Tabula Rasa

For months I helplessly faced some sort of strange "caching" issue I had with my Elixir/SQLAlchemy duo. It seems I have solved it - finally!

Deployment Background

Since I have deployed two of my sites through the great mod_wsgi Apache module, each application is loaded and served by multiple Python interpreter instances (I will use this term since this can mean both processes or threads).

Problem Appearance

When changes to the database's contents occur on a site, e.g. by inserting or updating a news post, only a few or even just one of the interpreter instances for the corresponding application seem to take note. Re-requesting an affected resource multiple times from the server yields different results, with some showing the old and others showing the new data. Reloading Apache and therefor restarting the whole application fixes this - until the next change in data.

SQLAlchemy Background

SQLAlchemy provides a Session that, among other things, implements an Identity Map, meaning it holds one unique copy of each object requested from the database.

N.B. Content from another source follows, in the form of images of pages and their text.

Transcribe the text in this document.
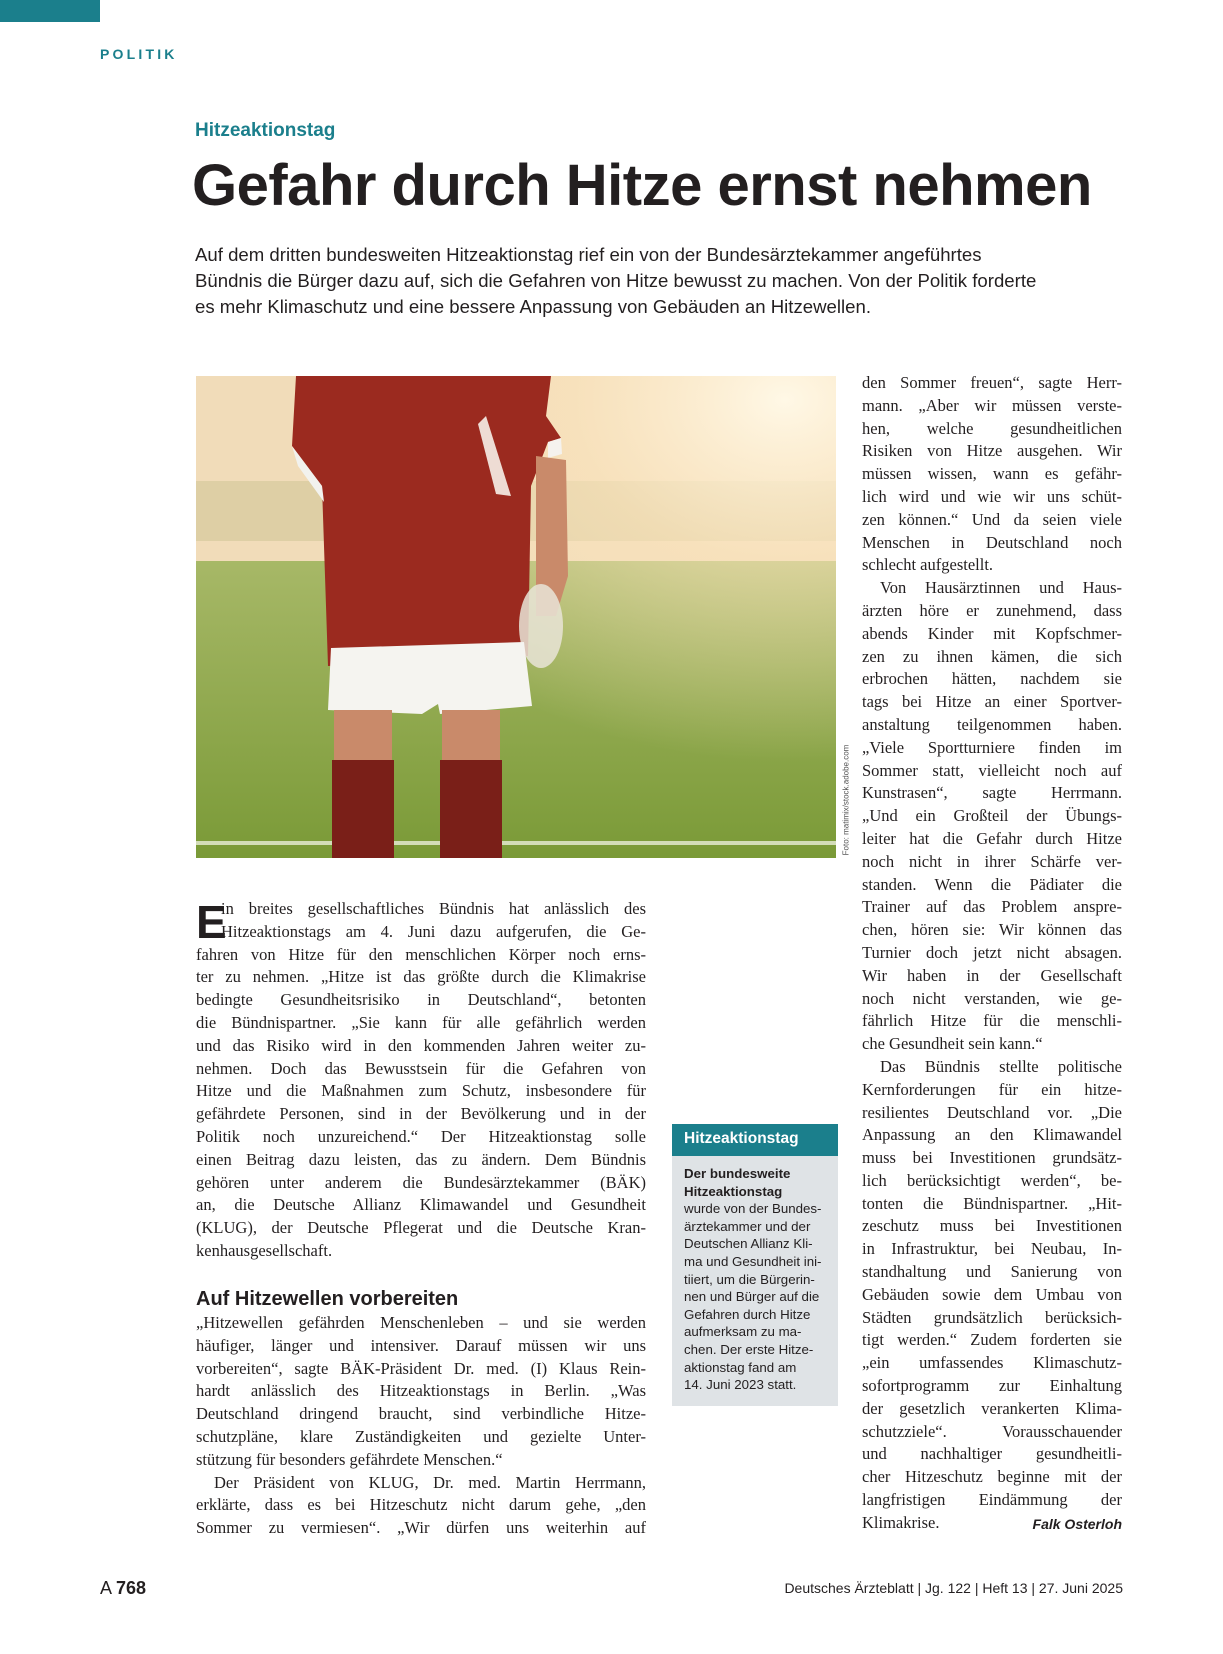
POLITIK
Hitzeaktionstag
Gefahr durch Hitze ernst nehmen
Auf dem dritten bundesweiten Hitzeaktionstag rief ein von der Bundesärztekammer angeführtes
Bündnis die Bürger dazu auf, sich die Gefahren von Hitze bewusst zu machen. Von der Politik forderte
es mehr Klimaschutz und eine bessere Anpassung von Gebäuden an Hitzewellen.
Foto: matimix/stock.adobe.com
E
in breites gesellschaftliches Bündnis hat anlässlich des
Hitzeaktionstags am 4. Juni dazu aufgerufen, die Ge-
fahren von Hitze für den menschlichen Körper noch erns-
ter zu nehmen. „Hitze ist das größte durch die Klimakrise
bedingte Gesundheitsrisiko in Deutschland“, betonten
die Bündnispartner. „Sie kann für alle gefährlich werden
und das Risiko wird in den kommenden Jahren weiter zu-
nehmen. Doch das Bewusstsein für die Gefahren von
Hitze und die Maßnahmen zum Schutz, insbesondere für
gefährdete Personen, sind in der Bevölkerung und in der
Politik noch unzureichend.“ Der Hitzeaktionstag solle
einen Beitrag dazu leisten, das zu ändern. Dem Bündnis
gehören unter anderem die Bundesärztekammer (BÄK)
an, die Deutsche Allianz Klimawandel und Gesundheit
(KLUG), der Deutsche Pflegerat und die Deutsche Kran-
kenhausgesellschaft.
Auf Hitzewellen vorbereiten
„Hitzewellen gefährden Menschenleben – und sie werden
häufiger, länger und intensiver. Darauf müssen wir uns
vorbereiten“, sagte BÄK-Präsident Dr. med. (I) Klaus Rein-
hardt anlässlich des Hitzeaktionstags in Berlin. „Was
Deutschland dringend braucht, sind verbindliche Hitze-
schutzpläne, klare Zuständigkeiten und gezielte Unter-
stützung für besonders gefährdete Menschen.“
Der Präsident von KLUG, Dr. med. Martin Herrmann,
erklärte, dass es bei Hitzeschutz nicht darum gehe, „den
Sommer zu vermiesen“. „Wir dürfen uns weiterhin auf
Hitzeaktionstag
Der bundesweite
Hitzeaktionstag
wurde von der Bundes-
ärztekammer und der
Deutschen Allianz Kli-
ma und Gesundheit ini-
tiiert, um die Bürgerin-
nen und Bürger auf die
Gefahren durch Hitze
aufmerksam zu ma-
chen. Der erste Hitze-
aktionstag fand am
14. Juni 2023 statt.
den Sommer freuen“, sagte Herr-
mann. „Aber wir müssen verste-
hen, welche gesundheitlichen
Risiken von Hitze ausgehen. Wir
müssen wissen, wann es gefähr-
lich wird und wie wir uns schüt-
zen können.“ Und da seien viele
Menschen in Deutschland noch
schlecht aufgestellt.
Von Hausärztinnen und Haus-
ärzten höre er zunehmend, dass
abends Kinder mit Kopfschmer-
zen zu ihnen kämen, die sich
erbrochen hätten, nachdem sie
tags bei Hitze an einer Sportver-
anstaltung teilgenommen haben.
„Viele Sportturniere finden im
Sommer statt, vielleicht noch auf
Kunstrasen“, sagte Herrmann.
„Und ein Großteil der Übungs-
leiter hat die Gefahr durch Hitze
noch nicht in ihrer Schärfe ver-
standen. Wenn die Pädiater die
Trainer auf das Problem anspre-
chen, hören sie: Wir können das
Turnier doch jetzt nicht absagen.
Wir haben in der Gesellschaft
noch nicht verstanden, wie ge-
fährlich Hitze für die menschli-
che Gesundheit sein kann.“
Das Bündnis stellte politische
Kernforderungen für ein hitze-
resilientes Deutschland vor. „Die
Anpassung an den Klimawandel
muss bei Investitionen grundsätz-
lich berücksichtigt werden“, be-
tonten die Bündnispartner. „Hit-
zeschutz muss bei Investitionen
in Infrastruktur, bei Neubau, In-
standhaltung und Sanierung von
Gebäuden sowie dem Umbau von
Städten grundsätzlich berücksich-
tigt werden.“ Zudem forderten sie
„ein umfassendes Klimaschutz-
sofortprogramm zur Einhaltung
der gesetzlich verankerten Klima-
schutzziele“. Vorausschauender
und nachhaltiger gesundheitli-
cher Hitzeschutz beginne mit der
langfristigen Eindämmung der
Klimakrise.	Falk Osterloh
A 768	Deutsches Ärzteblatt | Jg. 122 | Heft 13 | 27. Juni 2025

The crucial point I wasn't aware of is that the Identity Map is not dropped or refreshed on each HTTP request to the application. Thus, when one interpreter instance, the one which flush()ed the change in data, updates its "cache" (which actually is not really a cache, since queries are executed anyway - as I read on a mailing list - to be able to compare both results for equality and update if necessary), the others won't get notified of this and keep serving the old data. And since there is no reset between requests, the described behaviour occurs.

Remedy

Somewhat accidently I stumpled upon a section in the SQLAlchemy docs called Lifespan of a Contextual Session. It provides a clear visualization of what there is to be done: Session.remove() should be called by the framework at the end of the request, before the response is sent.

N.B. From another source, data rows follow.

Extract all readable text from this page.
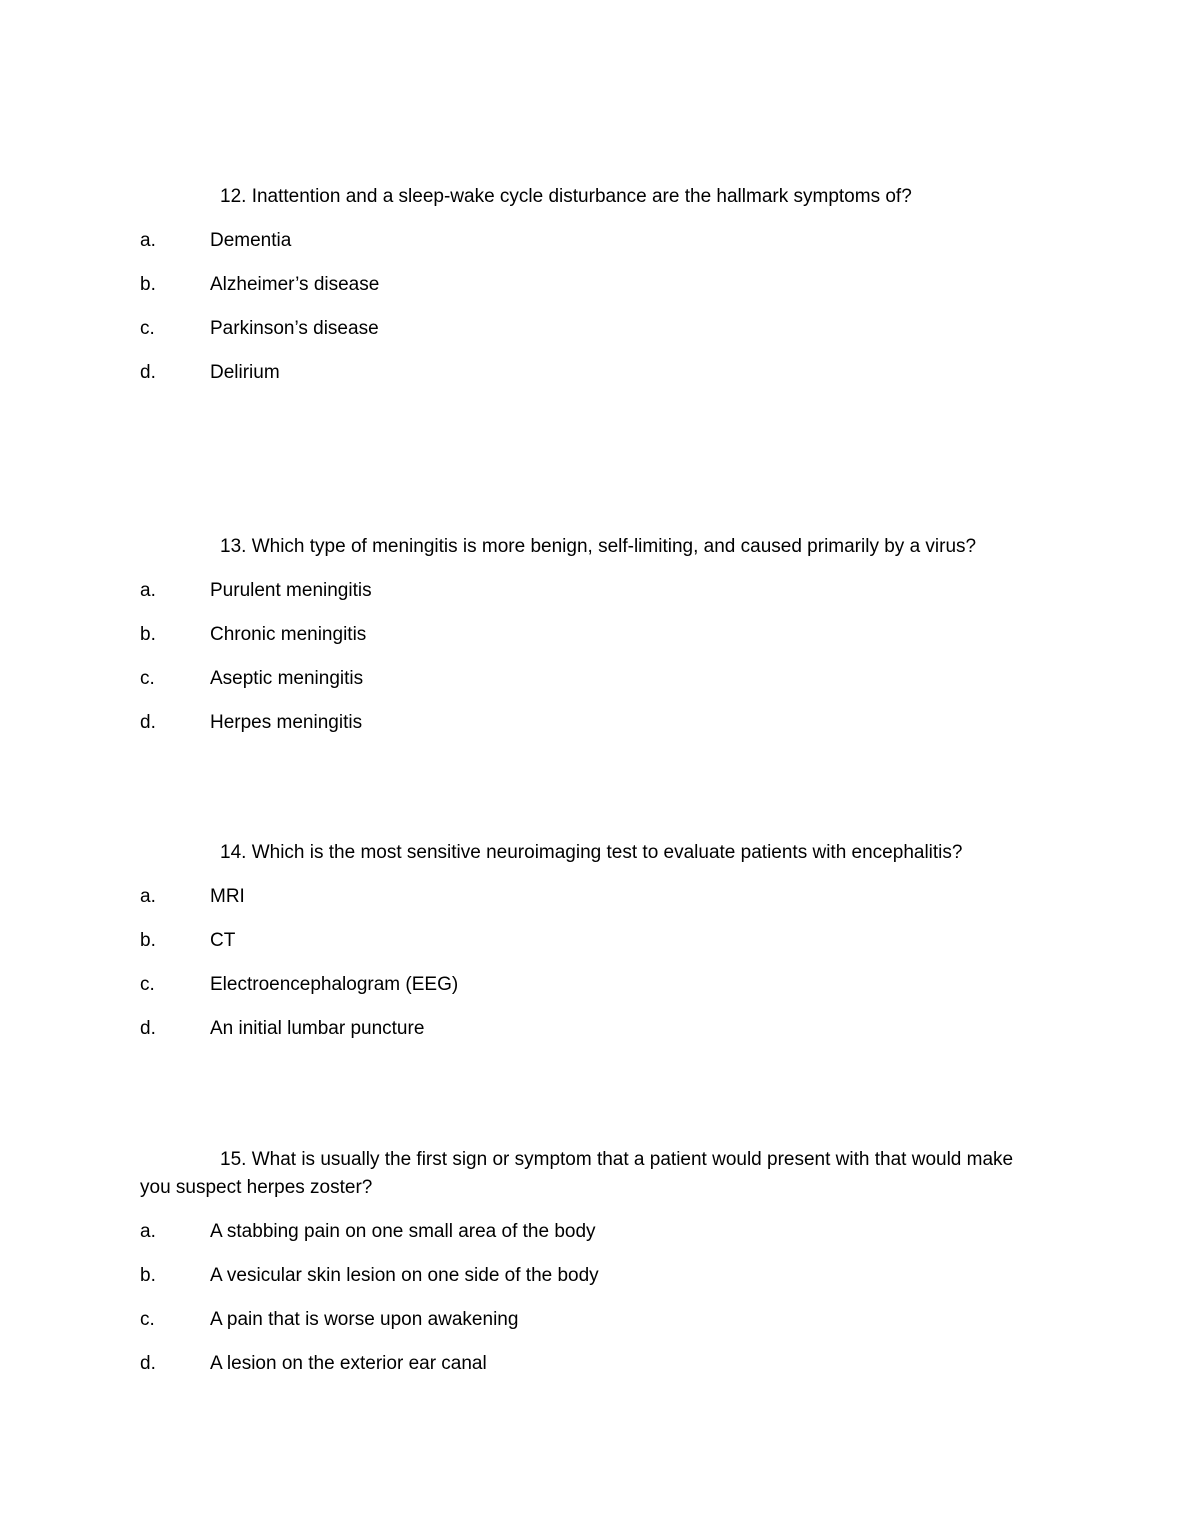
12. Inattention and a sleep-wake cycle disturbance are the hallmark symptoms of?

a.	Dementia
b.	Alzheimer’s disease
c.	Parkinson’s disease
d.	Delirium

13. Which type of meningitis is more benign, self-limiting, and caused primarily by a virus?

a.	Purulent meningitis
b.	Chronic meningitis
c.	Aseptic meningitis
d.	Herpes meningitis

14. Which is the most sensitive neuroimaging test to evaluate patients with encephalitis?

a.	MRI
b.	CT
c.	Electroencephalogram (EEG)
d.	An initial lumbar puncture

15. What is usually the first sign or symptom that a patient would present with that would make you suspect herpes zoster?

a.	A stabbing pain on one small area of the body
b.	A vesicular skin lesion on one side of the body
c.	A pain that is worse upon awakening
d.	A lesion on the exterior ear canal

Well, ok. A short moment of thinking reveals to me that my own custom framework, Upraise, has no implementation of database- and therefor SQLAlchemy-specific glue code (and it shouldn't have in the core, as I think). Anyway, should be easy to add that to the actual application. A warm feeling of forthcoming relief surrounded me.

When talking to Marek earlier this day about my long-standing, to-be traumatic, mysterious "caching" nightmare, he suggested implementing the method call as WSGI middleware. Then followed a nearly mandatory discussion about PJE's article WSGI Middleware Considered Harmful.

Since I use some kind of abort() exits inside my application (especially, but not only in the controllers, or views as they are sometimes calld), adding Session.remove() to my application's __call__ method wouldn't help me here. The middleware idea seems to fit best:

# Get the `session` object (the model is based upon Elixir).
from myapp import model

class DatabaseSessionRemoveMiddleware(object):

    def __init__(self, app):
        self.app = app

    def __call__(self, environ, start_response):
        result = self.app(environ, start_response)
        model.session.remove()
        return result

# Sliding the middleware into the WSGI stack is simple.
app = MyApp()
app = DatabaseSessionRemoveMiddleware(app)

And what can I say: It seems to work as expected! Hooray!

Update: As SQLAlchemy 0.4 for people in a hurry from the Pylons documentation reminded me, one can make use of the finally statement and avoid the middleware by applying it inside the application's __call__ method:

# Get the ``session`` object (the model is based upon Elixir).
from myapp import model

class MyApp(object):

    # initialization ...

    def __call__(self, environ, start_response):
        try:
            # Call the controller ...
            return result
        finally:
            model.session.remove()

app = MyApp()

Note that the unified try/except/finally statement, as specified in PEP 341, was first introduced in Python 2.5.